HUD program will fund more work on Chinatown project

The Service Learning Institute at California State University, Monterey Bay has received another three-year grant from the U.S. Department of Housing and Urban Development to continue work on the Chinatown Renewal Project.

The grant, one of 10 awarded to colleges and universities nationwide, is intended to help revitalize low-income neighborhoods near their campuses and address local problems. CSU Monterey Bay was awarded $600,000.

The grants are given under HUD's Hispanic-Serving Institutions Assisting Communities program; schools use the funding for a wide range of housing and community development projects. CSUMB will use it to renovate the Republic Café, located on Soledad Street in Chinatown, into the Asian Cultural Center and Museum.

The center will provide the Japanese, Chinese and Filipino communities of Monterey County and long-term residents and property owners of Chinatown a place to preserve their culture and tradition, including opportunities to document family oral history and collect and display cultural artifacts and historical documents. It will tell the story of the impact of immigrants on the development of the Salinas Valley agricultural industry and provide employment opportunities in construction and museum operation.

"This has been an incredibly rich process for the university and our community partners," said Dr. Seth Pollack, director of CSU Monterey Bay's Service Learning Institute. "In opening the Soledad Street community unity garden, we planted the seeds that showed to the neighborhood that change is possible.

"The community planning process that followed brought new voices to the table. Now, our first fruit: funds to construct the Asian Cultural Center and Museum."
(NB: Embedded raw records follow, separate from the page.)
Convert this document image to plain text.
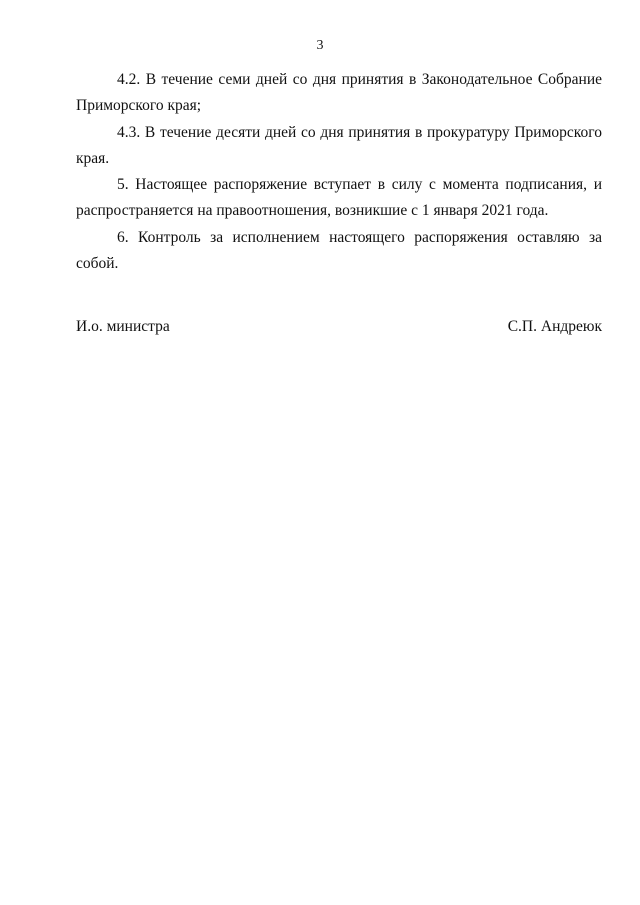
3

4.2. В течение семи дней со дня принятия в Законодательное Собрание Приморского края;

4.3. В течение десяти дней со дня принятия в прокуратуру Приморского края.

5. Настоящее распоряжение вступает в силу с момента подписания, и распространяется на правоотношения, возникшие с 1 января 2021 года.

6. Контроль за исполнением настоящего распоряжения оставляю за собой.

И.о. министра	С.П. Андреюк
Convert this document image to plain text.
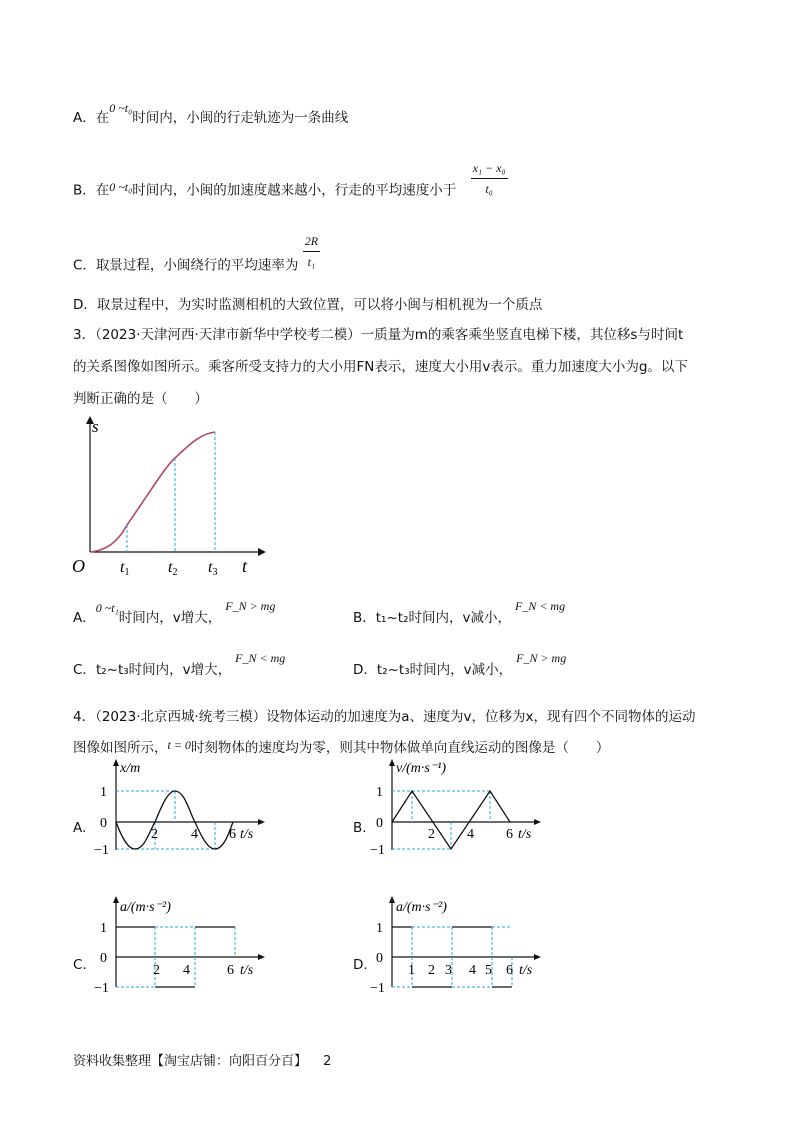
A．在0 ~t₀时间内，小闽的行走轨迹为一条曲线
B．在0 ~t₀时间内，小闽的加速度越来越小，行走的平均速度小于 $\frac{\text{x₁ − x₀}}{\text{t₀}}$
C．取景过程，小闽绕行的平均速率为 $\frac{2R}{\text{t₁}}$
D．取景过程中，为实时监测相机的大致位置，可以将小闽与相机视为一个质点
3．（2023·天津河西·天津市新华中学校考二模）一质量为m的乘客乘坐竖直电梯下楼，其位移s与时间t
的关系图像如图所示。乘客所受支持力的大小用FN表示，速度大小用v表示。重力加速度大小为g。以下
判断正确的是（　　）
s
O	t
t1 t2 t3
A．0 ~t₁时间内，v增大，F_N > mg
B．t₁~t₂时间内，v减小，F_N < mg
C．t₂~t₃时间内，v增大，F_N < mg
D．t₂~t₃时间内，v减小，F_N > mg
4．（2023·北京西城·统考三模）设物体运动的加速度为a、速度为v，位移为x，现有四个不同物体的运动
图像如图所示，t = 0时刻物体的速度均为零，则其中物体做单向直线运动的图像是（　　）
A.	B.
C.	D.
x/m
1
0
−1
2 4 6 t/s
v/(m·s⁻¹)
1
0
−1
2 4 6 t/s
a/(m·s⁻²)
1
0
−1
2 4	6 t/s
a/(m·s⁻²)
1
0
−1
1 2 3 4 5 6 t/s
资料收集整理【淘宝店铺：向阳百分百】 2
Among the students who will be involved in the project are those enrolled in the university's museum studies program.

"Students now have the opportunity to see a museum collection unfold from scratch. They will interview Asian residents and help them to uncover artifacts stashed in closets, attics, garages, under beds, in photo albums and china closets. They will assist in curating these objects into a compelling story of Salinas' diverse past," said Dr. Lila Staples, who teaches in the museum studies program.

Soledad Street was once a thriving Chinese, Japanese and Filipino community. The 12 square blocks that form the area are, literally and figuratively, cut off from much of the rest of the city. The area is blocked from a main thoroughfare by railroad tracks, and blocked from full participation with the rest of Salinas because of its reputation as a haven for drugs and other illicit activity that resulted from decades of neglect.

Since 1997, CSUMB's Service Learning Institute has worked with property owners, service providers, residents and other stakeholders to improve the area. Hundreds of students from a variety of academic disciplines have worked on the revitalization project.